Pesquisa científica inédita no Brasil analisa a eficácia da Cannabis no tratamento de enxaqueca

A Canopy Growth, uma das gigantes canadenses de Cannabis, e o Hospital Israelita Albert Einstein, centro de excelência em medicina, vão investir juntos em uma pesquisa inédita no Brasil. Com desenho e orçamento aprovado pela Anvisa (Agência de Vigilância Sanitária), o estudo clínico pretende analisar 110 pacientes com enxaqueca crônica, em tratamento convencional, mas sem grandes avanços nos resultados. O objetivo é testar a eficiência da Cannabis nestes casos.

Segundo a Organização Mundial de Saúde a enxaqueca é a 10ª doença mais incapacitante e atinge 15% da população mundial. As mulheres são as maiores vítimas. O número de casos entre elas é mais do que o dobro do que entre os homens, segundo o Ministério da Saúde do Brasil.

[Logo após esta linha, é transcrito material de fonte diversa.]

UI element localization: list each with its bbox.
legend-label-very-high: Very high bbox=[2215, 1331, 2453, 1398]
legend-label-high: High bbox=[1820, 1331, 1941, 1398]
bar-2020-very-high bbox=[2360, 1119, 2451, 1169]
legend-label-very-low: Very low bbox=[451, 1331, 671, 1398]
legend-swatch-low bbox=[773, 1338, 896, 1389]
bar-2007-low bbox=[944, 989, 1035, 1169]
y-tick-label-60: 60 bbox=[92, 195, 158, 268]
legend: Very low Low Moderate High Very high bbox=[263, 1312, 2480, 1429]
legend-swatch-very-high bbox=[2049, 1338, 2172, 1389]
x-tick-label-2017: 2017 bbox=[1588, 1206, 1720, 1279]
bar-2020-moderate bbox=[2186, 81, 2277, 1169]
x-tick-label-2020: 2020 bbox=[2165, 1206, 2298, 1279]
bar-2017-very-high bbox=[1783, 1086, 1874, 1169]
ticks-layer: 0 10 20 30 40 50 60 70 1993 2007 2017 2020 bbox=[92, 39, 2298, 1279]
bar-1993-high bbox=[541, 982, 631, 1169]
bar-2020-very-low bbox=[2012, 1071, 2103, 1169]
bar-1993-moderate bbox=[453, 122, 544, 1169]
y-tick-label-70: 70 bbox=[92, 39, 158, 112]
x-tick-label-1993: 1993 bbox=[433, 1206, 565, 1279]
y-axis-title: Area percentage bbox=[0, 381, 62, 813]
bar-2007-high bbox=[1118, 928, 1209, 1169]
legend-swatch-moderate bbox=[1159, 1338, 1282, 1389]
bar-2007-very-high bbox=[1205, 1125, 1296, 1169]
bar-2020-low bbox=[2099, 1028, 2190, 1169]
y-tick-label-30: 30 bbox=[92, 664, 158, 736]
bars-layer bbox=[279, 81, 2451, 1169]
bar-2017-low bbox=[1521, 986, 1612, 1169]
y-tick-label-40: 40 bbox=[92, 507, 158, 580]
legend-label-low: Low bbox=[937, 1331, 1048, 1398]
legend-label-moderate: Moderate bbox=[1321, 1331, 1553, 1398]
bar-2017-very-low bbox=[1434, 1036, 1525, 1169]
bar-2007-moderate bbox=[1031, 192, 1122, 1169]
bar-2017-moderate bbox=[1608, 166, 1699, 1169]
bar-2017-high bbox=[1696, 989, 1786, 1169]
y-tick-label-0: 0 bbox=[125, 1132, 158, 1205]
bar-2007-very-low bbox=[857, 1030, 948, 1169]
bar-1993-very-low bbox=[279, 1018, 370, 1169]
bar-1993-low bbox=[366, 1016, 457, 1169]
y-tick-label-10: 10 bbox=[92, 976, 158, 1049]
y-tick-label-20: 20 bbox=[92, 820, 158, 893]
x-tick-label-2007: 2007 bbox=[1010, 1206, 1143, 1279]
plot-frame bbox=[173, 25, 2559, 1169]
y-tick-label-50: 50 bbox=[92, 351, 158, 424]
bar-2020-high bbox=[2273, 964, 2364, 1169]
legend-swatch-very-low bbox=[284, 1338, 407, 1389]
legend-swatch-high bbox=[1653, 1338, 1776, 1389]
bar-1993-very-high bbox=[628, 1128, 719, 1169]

Muitos pacientes serão selecionados dentro do próprio banco de dados do hospital, pelo coordenador do estudo, Alexandre Kaup, neurologista especializado em cefaléias, distonias e espasticidades. Além de ser pesquisador clínico do Einstein, ele coordena o Departamento Científico de Neuroepidemiologia da Academia Brasileira de Neurologia. Mas isso não quer dizer que outras pessoas não possam participar. “O mais importante é o voluntário estar dentro dos critérios”, explica Kaup.

“Há mais de 150 tipos de cefaléias. Entram no estudo os casos crônicos. Trata-se de quadros graves que se repetem pelo menos três vezes por ano”, diz Kaup. “Entra nesta categoria a dor de cabeça persistente acompanhada de sintomas como náusea, fotofobia e irritabilidade provocada por barulho durante 15 dias ou mais.”

O neurologista Alexandre Kaup, especializado no tratamento de cefaléias, coordena a pesquisa com Cannabis no Einstein. (Foto: Divulgação)

“Vamos acabar com o argumento de que não existe pesquisa científica de Cannabis”, diz  o médico Wellington Briques, diretor global para a área médica da Canopy Growth, referindo-se ao argumento mais contundente contra o tratamento com as substâncias da planta.

No Brasil, a ciência já não é uma prioridade, mas perde ainda mais relevância aos olhos dos coordenadores das instituições quando objeto do estudo é a Cannabis. O plantio não é permitido nem para estudo nas universidades, com exceção das que estão no estado do Rio de Janeiro. A importação da matéria prima aumenta muito o orçamento, sem contar o preconceito sobre o tema..

Wellington Briques: idealizador da pesquisa. (Foto: Divulgação)

Briques foi o grande responsável pelo estudo se concretizar. Meu primeiro encontro com o médico foi em junho de 2019, quando a Canopy Growth anunciou a chegada no Brasil a um pequeno grupo de jornalistas durante coletiva. Ele era um dos executivos do grupo, mas chamava a atenção pela tranquilidade, simpatia, discrição e modos polidos de cavalheiro– mas principalmente por ter uma meta bem clara, a pesquisa científica.

Desde que chegou à São Paulo, o cenário econômico internacional mudou muito. O mercado de Cannabis passou por queda de vendas e grandes empresas como a Canopy tiveram de enxugar custos. Veio ainda a pandemia da Covid-19. Mesmo assim, Briques continuou firme sobre a necessidade das pesquisas científicas. “Temos muitas evidências clínicas nos consultórios que precisam ser confirmadas.”No início do mês, ele me ligou com a excelente notícia de que finalmente estava com o projeto redondo.

“O estudo será duplo cego. Metade receberá CBD (canabidiol) e THC (tetrahidrocanabidiol) e a outra metade,  placebo”, conta. O recrutamento de voluntários  já começou. Fique de olho, em 2021 começa a pesquisa com os pacientes selecionados que serão acompanhados por 1 ano.